Richard Groves: ‘Great Houses Do Not Run Themselves’

In December 1917, Richard Joshua Reynolds, his wife, Katharine, and their children moved from their house on “millionaires’ row” in downtown Winston-Salem, “with its turrets, gables and wraparound porch where tobacco men smoked cigars on Sunday afternoons,” to their new home on their country estate: Reynolda.

In the decades that followed, dozens of families who made their fortunes in tobacco and textiles built grand houses in the suburbs (Stratford Road marked the city limits in the early 20th century), material evidence of the prosperity of Winston-Salem, which in 1931 was known as “the town of 100 millionaires.”

Margaret Supplee Smith, Harold W. Tribble Professor of Art Emerita at Wake Forest University, writes about 75 of those residences in “Great Houses and Their Stories: Winston Salem’s ‘Era of Success,’ 1912-1940,” which was published by Preservation North Carolina last year but already is in its third printing. The stunning photography is by architectural photographer Jackson Smith.

“Great Houses” is for preservationists, local history buffs and architecture lovers. It is also for those of us for whom the “great houses” have simply become part of the passing urban landscape. And if you’re looking for enticing tidbits about the lifestyles of the rich and famous, there’s enough to keep you entertained.

What sets “Great Houses and Their Stories” apart from other books of its type is the final chapter, “Great Houses Do Not Run Themselves,” in which Margaret Smith introduces the reader to the housemaids — upstairs and downstairs — chauffeurs, cooks, governesses, butlers and gardeners, which is to say, the workers, mostly but not exclusively Black, “who kept it all going.”

While some domestic workers lived on the premises, often in garage apartments, most lived elsewhere in the city — primarily in East Winston — and rode the bus to work.

The hours often were long, and the pay was low. Thirty-nine-year-old Addie Woodruff, who began working as a child care nurse when she was just 12 years old, earned an annual salary as a cook of $9,500 in today’s money.

But options were limited in the South for Black women. Smith notes, “Black women looking for paid work had little choice but to become domestic servants and clean the houses, cook the meals, care for the children and do the laundry of white families.”

Thanks to “Great Houses,” the “help” are no longer anonymous figures standing in the back of old black-and-white family photos in crisply starched uniforms.

Smith introduces them by name.

Mabel Smith, nanny. Jim Martin, cook. Lisa Little Worton, housekeeper. Cora Bailey, cook. John Carter, steward.

Addie Siewers appears in a photo with five Womble children and their pony, Gentry, on a family vacation in the North Carolina mountains.

The greatest act of respect one can show for another person is to listen to his or her story. One’s story is the content and meaning of one’s life.
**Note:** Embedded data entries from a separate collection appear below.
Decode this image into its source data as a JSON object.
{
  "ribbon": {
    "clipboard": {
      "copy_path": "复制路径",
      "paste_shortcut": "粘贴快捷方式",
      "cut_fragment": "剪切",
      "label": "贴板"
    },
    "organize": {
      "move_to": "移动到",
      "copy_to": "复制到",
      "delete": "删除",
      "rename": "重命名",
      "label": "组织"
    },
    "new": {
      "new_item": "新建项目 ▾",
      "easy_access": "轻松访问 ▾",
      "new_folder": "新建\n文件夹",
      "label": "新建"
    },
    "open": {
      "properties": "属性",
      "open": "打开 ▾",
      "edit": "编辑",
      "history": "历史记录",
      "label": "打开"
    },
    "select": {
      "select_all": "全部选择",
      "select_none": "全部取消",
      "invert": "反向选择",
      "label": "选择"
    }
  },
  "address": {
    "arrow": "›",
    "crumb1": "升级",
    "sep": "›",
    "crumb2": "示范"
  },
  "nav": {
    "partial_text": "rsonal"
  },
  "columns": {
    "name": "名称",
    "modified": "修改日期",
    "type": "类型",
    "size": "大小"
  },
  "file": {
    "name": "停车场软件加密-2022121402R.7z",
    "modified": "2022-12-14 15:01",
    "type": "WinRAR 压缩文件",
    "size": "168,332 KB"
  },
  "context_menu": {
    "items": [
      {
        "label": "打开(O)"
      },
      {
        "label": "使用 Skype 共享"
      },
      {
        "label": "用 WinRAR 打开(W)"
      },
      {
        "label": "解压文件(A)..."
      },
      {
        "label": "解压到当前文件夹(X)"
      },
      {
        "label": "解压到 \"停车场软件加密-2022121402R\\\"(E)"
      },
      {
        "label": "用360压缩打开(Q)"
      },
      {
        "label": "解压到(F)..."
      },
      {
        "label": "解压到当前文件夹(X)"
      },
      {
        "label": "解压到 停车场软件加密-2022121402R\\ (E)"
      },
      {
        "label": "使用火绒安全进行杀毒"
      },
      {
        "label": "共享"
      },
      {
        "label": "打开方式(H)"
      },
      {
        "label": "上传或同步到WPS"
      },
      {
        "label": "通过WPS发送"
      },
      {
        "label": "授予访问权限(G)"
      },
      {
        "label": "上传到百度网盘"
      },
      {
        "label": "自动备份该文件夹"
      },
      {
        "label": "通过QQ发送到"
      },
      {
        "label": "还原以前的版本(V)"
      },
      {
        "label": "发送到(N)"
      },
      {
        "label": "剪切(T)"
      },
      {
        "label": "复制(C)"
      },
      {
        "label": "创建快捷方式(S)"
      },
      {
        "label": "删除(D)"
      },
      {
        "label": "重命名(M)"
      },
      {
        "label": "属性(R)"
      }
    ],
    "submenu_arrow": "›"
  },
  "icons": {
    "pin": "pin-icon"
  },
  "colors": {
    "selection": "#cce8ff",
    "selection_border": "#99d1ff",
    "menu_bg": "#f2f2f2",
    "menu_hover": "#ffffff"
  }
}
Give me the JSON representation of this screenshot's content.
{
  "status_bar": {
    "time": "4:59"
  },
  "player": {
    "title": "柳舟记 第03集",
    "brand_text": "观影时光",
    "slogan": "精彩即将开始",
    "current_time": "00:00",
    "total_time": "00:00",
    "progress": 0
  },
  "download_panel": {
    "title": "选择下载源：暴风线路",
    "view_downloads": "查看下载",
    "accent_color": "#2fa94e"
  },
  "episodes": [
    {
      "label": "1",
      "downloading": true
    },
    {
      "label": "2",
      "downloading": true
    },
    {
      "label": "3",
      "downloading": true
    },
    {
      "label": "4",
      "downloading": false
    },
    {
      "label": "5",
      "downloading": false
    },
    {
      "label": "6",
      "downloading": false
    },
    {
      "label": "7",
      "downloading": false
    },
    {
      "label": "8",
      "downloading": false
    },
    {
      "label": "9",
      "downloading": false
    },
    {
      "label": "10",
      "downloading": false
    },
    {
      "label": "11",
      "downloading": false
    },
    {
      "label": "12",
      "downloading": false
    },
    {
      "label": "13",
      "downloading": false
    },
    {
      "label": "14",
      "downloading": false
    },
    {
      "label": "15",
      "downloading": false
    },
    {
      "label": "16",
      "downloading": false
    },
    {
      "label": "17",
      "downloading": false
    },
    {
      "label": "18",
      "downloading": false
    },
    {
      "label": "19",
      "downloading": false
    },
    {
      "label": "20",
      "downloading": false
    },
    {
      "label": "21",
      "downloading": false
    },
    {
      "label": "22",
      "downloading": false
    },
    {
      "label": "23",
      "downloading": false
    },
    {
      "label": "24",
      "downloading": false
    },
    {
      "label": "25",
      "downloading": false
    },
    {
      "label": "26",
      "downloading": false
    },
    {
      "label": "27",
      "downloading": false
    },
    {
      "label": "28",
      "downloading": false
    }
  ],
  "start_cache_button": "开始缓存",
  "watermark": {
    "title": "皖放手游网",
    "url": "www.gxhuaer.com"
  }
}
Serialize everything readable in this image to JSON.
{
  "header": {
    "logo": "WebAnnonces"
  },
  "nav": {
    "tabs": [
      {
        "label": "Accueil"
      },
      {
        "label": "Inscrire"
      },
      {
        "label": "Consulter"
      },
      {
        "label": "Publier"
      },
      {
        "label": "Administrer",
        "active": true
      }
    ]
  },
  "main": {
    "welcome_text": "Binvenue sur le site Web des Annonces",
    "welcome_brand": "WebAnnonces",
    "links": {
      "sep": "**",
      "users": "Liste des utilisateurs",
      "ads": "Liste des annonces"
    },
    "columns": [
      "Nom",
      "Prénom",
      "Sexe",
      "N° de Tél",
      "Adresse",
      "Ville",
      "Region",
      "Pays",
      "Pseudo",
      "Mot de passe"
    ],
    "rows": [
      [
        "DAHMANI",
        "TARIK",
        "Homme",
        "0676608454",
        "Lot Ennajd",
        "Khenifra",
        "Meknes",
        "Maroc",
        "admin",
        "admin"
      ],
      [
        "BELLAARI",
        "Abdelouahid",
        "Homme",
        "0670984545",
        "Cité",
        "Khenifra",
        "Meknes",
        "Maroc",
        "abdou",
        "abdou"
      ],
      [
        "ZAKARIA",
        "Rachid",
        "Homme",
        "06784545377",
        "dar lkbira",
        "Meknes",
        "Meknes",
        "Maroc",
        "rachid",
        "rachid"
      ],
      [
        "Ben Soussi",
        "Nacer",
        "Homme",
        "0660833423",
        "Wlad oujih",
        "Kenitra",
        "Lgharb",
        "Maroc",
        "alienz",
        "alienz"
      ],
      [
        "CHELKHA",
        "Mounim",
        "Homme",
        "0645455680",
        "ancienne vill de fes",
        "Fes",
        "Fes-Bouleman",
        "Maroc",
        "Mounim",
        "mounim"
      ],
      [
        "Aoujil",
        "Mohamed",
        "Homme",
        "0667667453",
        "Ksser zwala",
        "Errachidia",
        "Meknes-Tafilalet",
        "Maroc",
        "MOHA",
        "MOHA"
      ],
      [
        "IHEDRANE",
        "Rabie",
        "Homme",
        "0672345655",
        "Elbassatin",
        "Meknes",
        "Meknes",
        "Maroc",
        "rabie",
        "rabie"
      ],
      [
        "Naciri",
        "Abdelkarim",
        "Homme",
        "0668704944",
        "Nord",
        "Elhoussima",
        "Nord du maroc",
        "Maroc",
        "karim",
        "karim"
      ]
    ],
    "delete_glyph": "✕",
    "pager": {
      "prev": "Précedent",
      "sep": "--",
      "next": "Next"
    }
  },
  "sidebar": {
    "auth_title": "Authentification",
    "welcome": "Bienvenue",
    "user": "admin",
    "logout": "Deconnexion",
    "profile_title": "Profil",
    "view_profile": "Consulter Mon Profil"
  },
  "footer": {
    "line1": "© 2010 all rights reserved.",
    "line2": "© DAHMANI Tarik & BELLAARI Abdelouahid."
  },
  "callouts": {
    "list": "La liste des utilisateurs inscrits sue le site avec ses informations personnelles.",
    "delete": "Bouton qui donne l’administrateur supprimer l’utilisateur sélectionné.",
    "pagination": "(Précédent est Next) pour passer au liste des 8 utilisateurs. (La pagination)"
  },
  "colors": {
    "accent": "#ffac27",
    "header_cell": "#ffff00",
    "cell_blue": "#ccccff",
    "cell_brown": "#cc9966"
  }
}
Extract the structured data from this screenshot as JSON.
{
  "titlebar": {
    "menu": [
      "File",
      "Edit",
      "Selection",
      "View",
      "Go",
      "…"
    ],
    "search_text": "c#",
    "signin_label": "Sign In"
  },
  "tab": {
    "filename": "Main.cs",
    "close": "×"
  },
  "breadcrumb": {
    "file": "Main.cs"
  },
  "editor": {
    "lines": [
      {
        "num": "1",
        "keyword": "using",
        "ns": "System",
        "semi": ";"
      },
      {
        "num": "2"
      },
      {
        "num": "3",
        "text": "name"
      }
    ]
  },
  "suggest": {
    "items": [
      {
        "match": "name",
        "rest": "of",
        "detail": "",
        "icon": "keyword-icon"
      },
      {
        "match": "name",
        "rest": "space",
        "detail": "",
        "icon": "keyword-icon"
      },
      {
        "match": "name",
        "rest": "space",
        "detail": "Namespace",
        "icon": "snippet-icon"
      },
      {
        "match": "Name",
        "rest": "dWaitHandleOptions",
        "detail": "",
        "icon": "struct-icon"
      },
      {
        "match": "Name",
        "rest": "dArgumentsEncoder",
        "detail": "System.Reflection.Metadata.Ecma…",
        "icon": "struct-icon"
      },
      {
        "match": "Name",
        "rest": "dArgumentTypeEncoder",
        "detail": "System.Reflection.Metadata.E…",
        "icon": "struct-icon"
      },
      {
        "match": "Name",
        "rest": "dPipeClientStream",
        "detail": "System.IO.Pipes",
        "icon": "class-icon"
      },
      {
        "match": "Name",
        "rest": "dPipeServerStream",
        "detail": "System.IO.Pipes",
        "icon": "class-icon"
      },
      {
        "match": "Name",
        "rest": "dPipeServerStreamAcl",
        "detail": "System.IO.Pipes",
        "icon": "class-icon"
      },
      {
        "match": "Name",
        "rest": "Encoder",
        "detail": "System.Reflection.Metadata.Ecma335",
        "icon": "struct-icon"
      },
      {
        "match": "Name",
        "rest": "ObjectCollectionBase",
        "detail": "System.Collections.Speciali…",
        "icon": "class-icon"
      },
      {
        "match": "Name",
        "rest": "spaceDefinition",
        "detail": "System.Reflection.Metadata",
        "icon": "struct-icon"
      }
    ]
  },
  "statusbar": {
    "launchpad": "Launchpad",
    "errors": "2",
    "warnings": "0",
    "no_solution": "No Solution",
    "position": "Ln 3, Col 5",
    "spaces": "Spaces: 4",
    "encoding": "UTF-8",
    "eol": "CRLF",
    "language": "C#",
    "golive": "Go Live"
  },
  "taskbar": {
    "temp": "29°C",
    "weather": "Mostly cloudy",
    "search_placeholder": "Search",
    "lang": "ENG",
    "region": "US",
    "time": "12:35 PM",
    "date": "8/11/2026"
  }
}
To listen to and retell another person’s story is to pay respect to a life.

Margaret Smith notes that “most stories about domestic workers in Winston Salem have not been captured.” Drawing on interviews with children and grandchildren of both the early occupants of the “great houses” and of those who served them, plus the meager information that could be extracted from census records and city directories, Margaret Smith tells some of those stories.

Dock Grier worked 47 years in the Hanes household. He was retained as “plant coordinator” when the mansion became the home of the Southeastern Center for Contemporary Art. The library at SECCA was named in his honor.

Joanne, a granddaughter of Cephus Alphonso Grier, chauffeur for Pleasant Henderson Hanes, founder of Hanes Knitting Co., married Phillip Cousin, who became a bishop in the African Methodist Episcopal Church and who, in 1984, became the first Black president of the National Council of Churches.

Oscar-nominated actress Pam Grier was the granddaughter of Clarence Grier, Cephus Alphonso Grier’s brother.

“These are the stories of just a few of the men, women, and sometimes children who were essential to the smooth functioning of the great households of Winston-Salem,” Margaret Smith said in the very last sentence of “Great Houses.”

Lest we be smug, the stories of the workers who roof and paint our houses or who mow our lawns and work in our fields have not been, and probably never will be, “captured.”

Though they, too, play a significant part in keeping it all going, we don’t know their stories either.